The funny thing about the Peace Corps is that on the hard days you try and think about why you decided to do it, but you only remember on the good days.

16/8
Just got back from my delightful trip to visit Danae in the big city of Butare. All in all, a very refreshing trip, and as always when I'm with her, we make sense of each other's lives and talk through all our troubles. I also saw some other lovely fellow PCVs there and we chatted through our whole process here and also reflected on the 'us' of 4 months ago when we were getting ready to come here. A funny contrast to the 'us' of now. We were so full of excitement and ideas of what our life would be. Almost all of them have proven untrue in experience.

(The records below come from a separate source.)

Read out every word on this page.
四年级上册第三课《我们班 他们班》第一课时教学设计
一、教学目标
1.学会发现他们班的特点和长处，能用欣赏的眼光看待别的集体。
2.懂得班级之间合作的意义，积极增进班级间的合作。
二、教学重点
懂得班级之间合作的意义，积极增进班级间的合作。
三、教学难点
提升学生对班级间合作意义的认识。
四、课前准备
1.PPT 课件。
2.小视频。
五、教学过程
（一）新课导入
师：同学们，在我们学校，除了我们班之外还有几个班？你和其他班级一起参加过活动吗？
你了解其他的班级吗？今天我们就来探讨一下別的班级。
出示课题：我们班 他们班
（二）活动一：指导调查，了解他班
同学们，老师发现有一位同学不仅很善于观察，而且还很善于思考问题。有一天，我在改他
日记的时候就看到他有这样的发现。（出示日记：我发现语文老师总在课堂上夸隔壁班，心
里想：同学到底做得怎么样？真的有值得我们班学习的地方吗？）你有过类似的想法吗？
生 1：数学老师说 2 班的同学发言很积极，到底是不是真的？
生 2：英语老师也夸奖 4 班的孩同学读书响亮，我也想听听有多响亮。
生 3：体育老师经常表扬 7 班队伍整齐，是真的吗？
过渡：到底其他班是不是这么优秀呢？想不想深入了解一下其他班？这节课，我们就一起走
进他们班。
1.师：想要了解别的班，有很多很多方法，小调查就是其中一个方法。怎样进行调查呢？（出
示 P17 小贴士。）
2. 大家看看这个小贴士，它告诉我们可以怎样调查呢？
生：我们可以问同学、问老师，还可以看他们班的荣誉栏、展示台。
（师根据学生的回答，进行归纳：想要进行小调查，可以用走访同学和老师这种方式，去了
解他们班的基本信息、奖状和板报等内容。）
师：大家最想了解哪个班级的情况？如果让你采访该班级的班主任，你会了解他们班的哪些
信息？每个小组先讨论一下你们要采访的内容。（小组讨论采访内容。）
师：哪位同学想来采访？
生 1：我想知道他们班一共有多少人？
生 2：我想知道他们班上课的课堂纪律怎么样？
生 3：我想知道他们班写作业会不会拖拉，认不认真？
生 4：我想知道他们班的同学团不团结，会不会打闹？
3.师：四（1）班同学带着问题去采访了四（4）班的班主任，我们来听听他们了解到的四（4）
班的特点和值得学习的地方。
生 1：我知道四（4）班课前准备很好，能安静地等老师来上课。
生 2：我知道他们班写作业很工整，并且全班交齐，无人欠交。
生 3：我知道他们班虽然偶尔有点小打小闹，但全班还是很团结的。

On the bus there I sat next to the parents of one of my students, a family that I coincidentally, visited on my first visit to this site. After the obligatory scolding for not having visited them, I talked for most of the 3 hr. ride with Mama Thierry. Here the women are often called Mama (enter name of child here, TYPICALLY the first boy). We talked in kinyarfranglais about life here, about my family in America, my life in America and of all things, student loans and interest rates. It's difficult sometimes to want to work through these conversations and forge these connections, but you're always glad you did. It's a lot like confession in that sense. Today I plucked up the courage to send a text to them asking when it would be good for me to visit. I'll likely be seeing them later this week.
On the way home, I sat next to a very nice Presbyterian minister who knows the volunteer nearest me and so we talked a bit about things around my area and then he was curious as to how much it would cost and how long it would take to drive from New York to Los Angeles if visiting the states. An interesting convo and now I'm trying to use my interactions with people in these situations to promote what we're doing here and give people a better understanding of the how and why as well. It's so funny though, because the immediate reaction most people have was verbalized by another woman I met on the bus. "You know kinyarwanda?" I replied, "I try...I am learning." When I told her what org I was with and what I was doing here and especially how long I would stay, she replied, "That's nice, that's good. We like you people." I knew she was referring to white people but I also like to think she was referring to people that stick around for more than a week or two or even a month or two. That's common here and I appreciate that our commitment is for much longer...even when it feels like forever.